Here’s a plot showing the percentage of balls in play each year. Specifically, this refers to the fraction of plate appearances that result in a ball being handled by the defense.

BIP

The formula uses at-bats in the numerator, subtracting out home runs and strikeouts, and adding sacrifice hits and sacrifice flies. That total is then divided by plate appearances, which of course includes walks and hit-by-pitch.

As you can see, 2013 is on pace to have the lowest percentage of balls put in play in MLB history. And even though 2013 is far from over and could change, 2012 itself set the all-time record, at just 68.7%.

The two biggest factors are, of course, home runs and strikeouts. Even in this year of very low offense, home runs are still quite high. I wrote about that in my USA Today Sports Weekly piece this week. Strikeouts continue to go higher and higher, and drive the percentage of balls in play lower and lower.

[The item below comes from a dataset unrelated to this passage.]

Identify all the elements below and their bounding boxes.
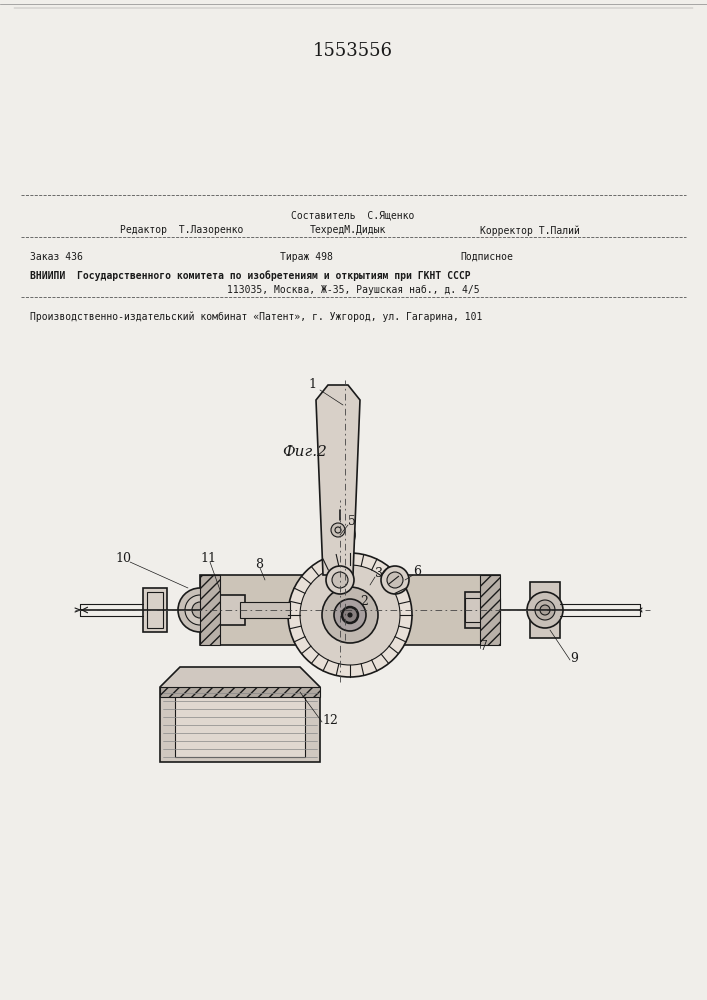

Some comments and implications about the above graph:

  • Think about 2013, at 68%, vs baseball in the 1940′s, around 80%. With teams averaging around 38 plate appearances per game, that’s a difference of nearly 5 balls in play per game. Think about that–5 batted balls fewer per game, every game! That’s astounding.
  • The fewer balls in play also means that defense matters less. In the current game, defense is the best it’s ever been. Equipment and fields are of uniformly excellent quality and players have better range than ever. However, the lack of balls being put into play means that the defense has fewer chances, so overall, there is less variability on defense from team to team.
  • We think of 1968 as the year of the pitcher, but 74.2% of balls were still put in play that year, meaning the defense played a much bigger role.
  • Take a look at fielding metrics over the years, here. Putouts have remained the same over the years, because they are basically all outs. But total chances has dropped gradually over the years, from about 41 in the 1920s to 39 in the 1940s to about 37.5 in recent years. This number has fallen a bit because errors have continually dropped, but more because assists have dropped. And why have assists dropped? Because a higher fraction of putouts are to the catcher, i.e. strikeouts, when there can be no assist.